Cloud, Big Data and Data Science Platforms
Hello there! Today I will talk about Cloud, Big Data and Data Science and how Google Cloud can be the one platform that you will ever need. In this post, I will focus on the infrastructure needs of “data companies”, the companies that have data as their core asset. What is a data company? Any company which is driven by data, takes decisions based on data, improves products based on data is a data company. Examples of data companies include Google, Netflix, Uber, Airbnb, and Spotify. They they all share the same DNA of collecting large amounts of data, processing data, find patterns in data and deliver value through services and make money. This is more true for modern data companies like Spotify, Uber and Airbnb. Spotify, the biggest music company does not own a a single album; Uber, the biggest transportation company does not own a single transportation vehicle; Airbnb, the biggest lodging company does not own a single lodge. Data is their core asset.
In order to work with data effectively, you need several platforms.
- Cloud platform to provision resources at scale.
- Big Data platform to process the data.
- Machine Learning platform for learning patterns from data.
- Streaming platform for delivering value in real-time.
When you operate with Cloud providers like AWS / IBM / Azure, you are working with a multitude of systems. Your Cloud provider (AWS / IBM / Azure) provides the hardware resources; your Big Data platform (Hadoop / Spark) for processing data. You also need to have Streaming platform (Kafka / AWS Kinesis), Machine Learning platform (IBM Watson / Nervana) and Container platform or Cluster manager (Cloud Foundry / Mesos). Having so many platforms is a maintenance headache. Not only that, they don’t understand or work well with each other.
When you use Google Cloud, here is how all your platform needs are taken care of.
- Cloud: Google Cloud provides resources needed (VMs, Storage buckets, Databases, IAM, Monitoring tools, etc …). On top of Cloud, Google Cloud provides several services like App Engine, Cloud Shell (Bastion as Service) and takes care of nitigrities like SSH key management which reduce the DevOps needs. VMs boot 5 times faster, networking fabric is an order of magnitude faster, Cloud Storage and Disks are about 2 times faster, local SSDs are about 5 times faster compared to AWS and Microsoft offerings. Innovative sustained discounts gives the flexibility you need to procure resources as per your needs, with out going for long term lock in.
- Big Data: The biggest advantage with Google Cloud is its Big Data stack. Dataflow (Crunch petabytes of data with ease), Pub/Sub (Send the “Internet” through it 10 times in a day), Bigtable (Internet scale NoSQL data store for storing petabytes of data), BigQuery (The equivalent of Parquet columnar storage + Presto query engine running on custom hardware + Airpal for Web UI+ NoOps) are 5 years to decade ahead of other industry leading tools.
- Streaming: Cloud Pub/Sub is an Internet scale messaging system with flexible push or pull-style subscriptions. Its a global service, meaning that you can send messages to it in one zone/region and receive messages in another zone/region, without any extra cost. It can scale to millions of messages instantly.
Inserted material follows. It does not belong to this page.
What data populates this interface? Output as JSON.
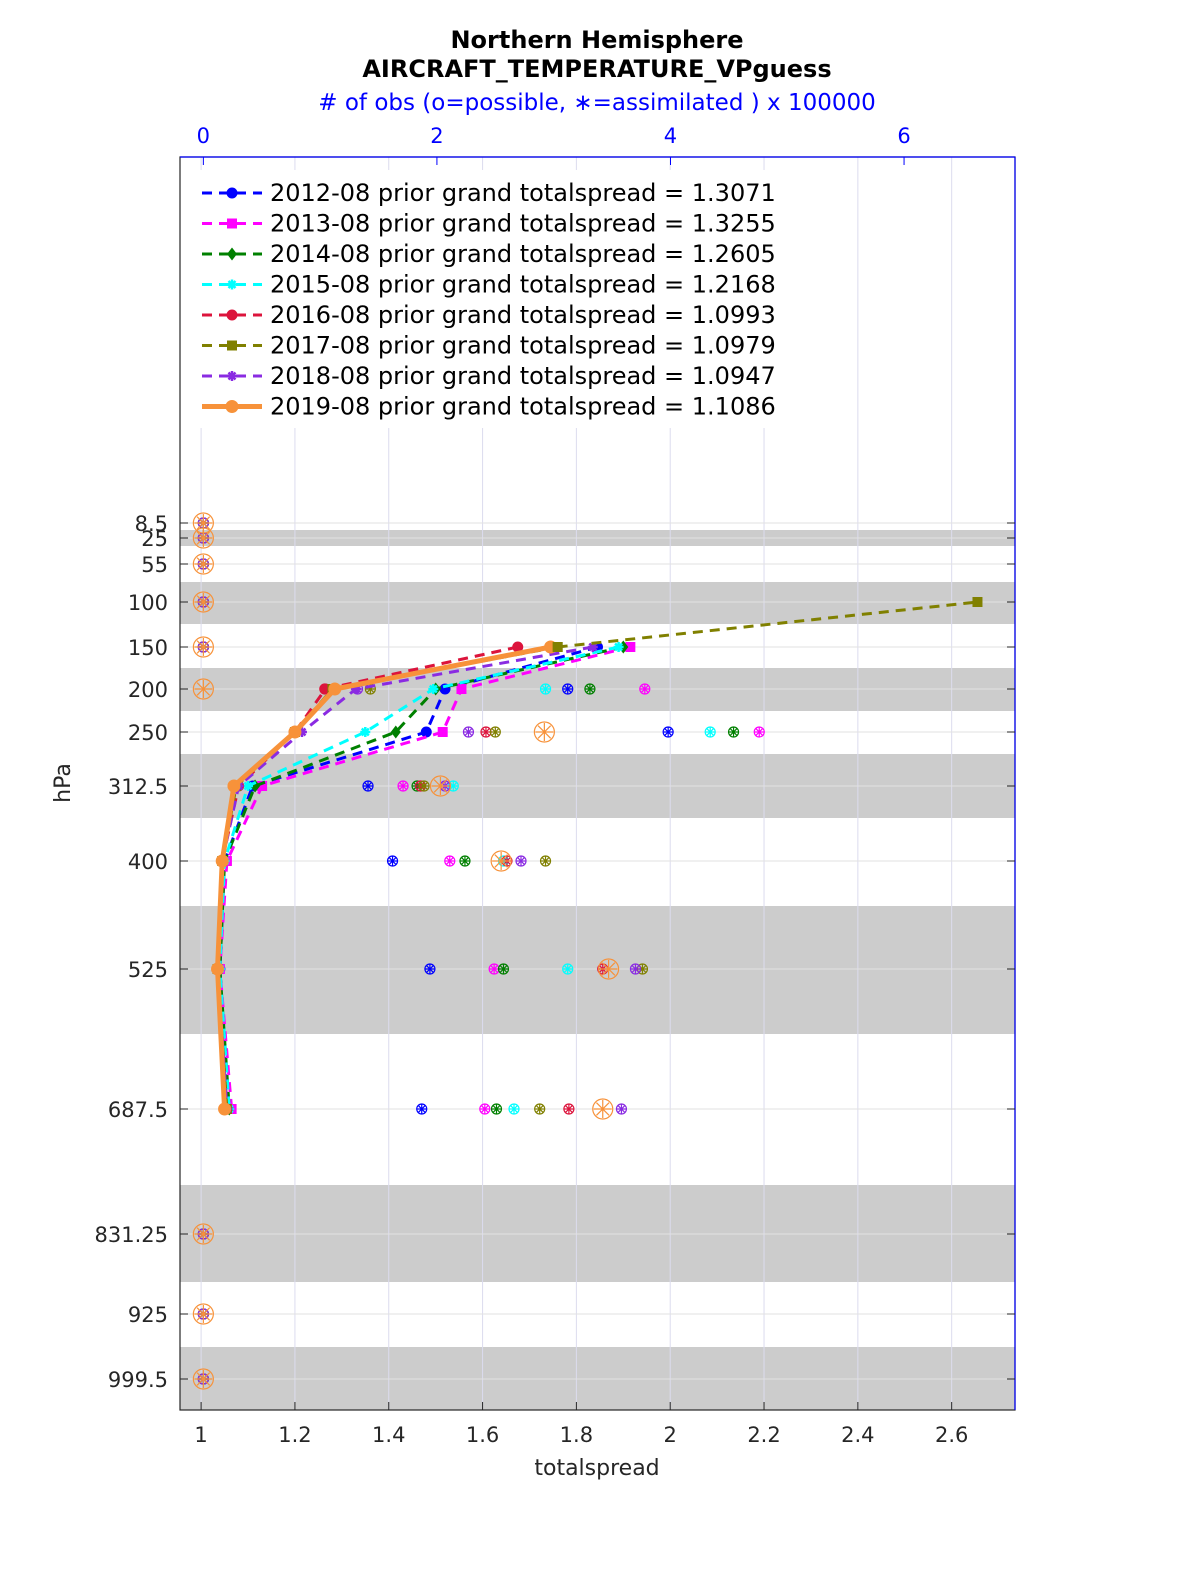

Provides data security and protection by encrypting data on the wire and at rest by default. It can work with variety of sinks and sources including Dataflow (for stream processing), Cloud Storage (for persistent storage), Cloud Logs, Cloud Monitoring, etc .,
- Data Science: Google Cloud offers a spectrum of services on data science side. It provides Machine Learning API’s like Vision API, Speech API, Translate API which make it easy for developers to get started with. Cloud ML, hosted version of TensorFlow, will enable data scientists to train ML models without worrying about infrastructure. If you like to develop new models, you can do so using TensorFlow, which is open source. If you are feeling like exploring data in an ad hoc way, you can try Cloud Datalab, a hosted version IPython Notebook. Datalab integrates really well with BigQuery and Cloud Storage.
- Containers: Google Cloud Container Engine (GKE) is a hosted version of Kubernetes, the most popular open source management solution for containerized applications. Kubernetes has nearly 1 K developers, 30 K commits, 15 K stars on GitHub. It comes with automatic bin packing, self-healing, horizontal scaling, seamless service discovery, built in load balancer, automatic rollouts and rollbacks, and more. Kubernetes make large scale container management easy.
When you work with Google Cloud, you are using one single coherent platform that serves all your needs for Cloud, Big Data, Streaming, Data Science and Container systems. You don’t need to fight with multitude systems that don’t work well with each other. Imagine the number of hours saved and productivity unleashed!